Salone del Mobile 2022 Segis: durabilità, solidità e una attenta scelta sui materiali per uno stile nei prodotti tutto italiano. Ne abbiamo parlato con Gastone Pagot, Ceo dell’Azienda, che ci ha raccontato anche tutte le novità presentate in occasione della Design Week.

Salone del Mobile 2022 Segis

Ci racconta la storia di Segis?

Segis (www.segis.it/it/home/) è un’azienda di riferimento nel design di sistemi di sedute, tavoli, imbottiti, sistemi modulari e complementi di arredo, dal 1983 ha conquistato la scena internazionale con il suo design unico che porta il Made in Italy nel mondo.

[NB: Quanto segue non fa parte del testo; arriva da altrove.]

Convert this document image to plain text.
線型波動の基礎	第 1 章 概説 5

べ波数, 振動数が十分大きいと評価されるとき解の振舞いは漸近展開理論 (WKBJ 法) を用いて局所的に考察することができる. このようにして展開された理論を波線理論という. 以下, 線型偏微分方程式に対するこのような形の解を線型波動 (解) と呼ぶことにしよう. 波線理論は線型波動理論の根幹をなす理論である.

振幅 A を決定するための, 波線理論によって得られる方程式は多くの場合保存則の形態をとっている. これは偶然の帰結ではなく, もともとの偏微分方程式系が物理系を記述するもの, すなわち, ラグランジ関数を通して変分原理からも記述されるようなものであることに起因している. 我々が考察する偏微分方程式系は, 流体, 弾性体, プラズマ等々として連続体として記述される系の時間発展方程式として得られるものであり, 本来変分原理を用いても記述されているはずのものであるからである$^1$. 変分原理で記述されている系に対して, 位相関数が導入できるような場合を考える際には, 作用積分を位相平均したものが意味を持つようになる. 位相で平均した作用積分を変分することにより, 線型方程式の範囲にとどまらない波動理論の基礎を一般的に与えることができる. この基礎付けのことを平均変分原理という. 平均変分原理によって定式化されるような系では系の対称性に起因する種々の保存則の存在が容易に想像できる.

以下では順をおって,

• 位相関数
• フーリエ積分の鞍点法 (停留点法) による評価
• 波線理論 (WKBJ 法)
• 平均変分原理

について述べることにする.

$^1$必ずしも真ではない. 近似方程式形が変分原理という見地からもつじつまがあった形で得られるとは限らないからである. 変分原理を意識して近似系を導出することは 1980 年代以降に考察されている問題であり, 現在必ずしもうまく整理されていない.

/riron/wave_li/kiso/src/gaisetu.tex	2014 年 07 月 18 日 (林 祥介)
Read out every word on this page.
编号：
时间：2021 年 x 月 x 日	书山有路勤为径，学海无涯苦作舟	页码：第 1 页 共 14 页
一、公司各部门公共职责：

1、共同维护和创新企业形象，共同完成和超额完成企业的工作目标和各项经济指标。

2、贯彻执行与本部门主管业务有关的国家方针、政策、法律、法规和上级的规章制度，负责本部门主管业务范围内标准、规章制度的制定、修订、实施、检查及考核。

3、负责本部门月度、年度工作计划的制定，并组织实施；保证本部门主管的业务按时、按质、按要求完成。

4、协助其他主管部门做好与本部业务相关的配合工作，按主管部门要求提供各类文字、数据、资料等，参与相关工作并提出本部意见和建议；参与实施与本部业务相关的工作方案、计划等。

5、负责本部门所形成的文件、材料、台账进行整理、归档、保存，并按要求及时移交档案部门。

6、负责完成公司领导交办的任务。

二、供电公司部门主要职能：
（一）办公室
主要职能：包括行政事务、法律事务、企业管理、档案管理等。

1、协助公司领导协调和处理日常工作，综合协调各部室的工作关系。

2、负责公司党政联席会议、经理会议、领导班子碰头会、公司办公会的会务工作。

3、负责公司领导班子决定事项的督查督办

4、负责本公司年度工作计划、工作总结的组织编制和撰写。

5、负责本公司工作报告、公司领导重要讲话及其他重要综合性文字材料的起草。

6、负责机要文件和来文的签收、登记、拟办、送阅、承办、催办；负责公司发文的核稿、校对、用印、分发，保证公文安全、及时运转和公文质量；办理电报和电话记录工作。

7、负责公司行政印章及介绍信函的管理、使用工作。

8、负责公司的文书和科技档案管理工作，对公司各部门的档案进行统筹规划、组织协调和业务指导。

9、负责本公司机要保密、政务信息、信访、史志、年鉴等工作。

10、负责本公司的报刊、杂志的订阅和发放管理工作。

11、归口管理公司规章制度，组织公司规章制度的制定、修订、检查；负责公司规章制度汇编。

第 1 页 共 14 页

Segis nasce in Italia a Poggibonsi, area del senese che già nel Rinascimento era conosciuta per la qualità dei mobili prodotti in loco. Un know-how unico che si tramanda di padre in figlio. Nel corso dei suoi 40 anni di storia, ha scelto di presidiare i principali mercati grazie a 2 sedi internazionali in America ed in Asia.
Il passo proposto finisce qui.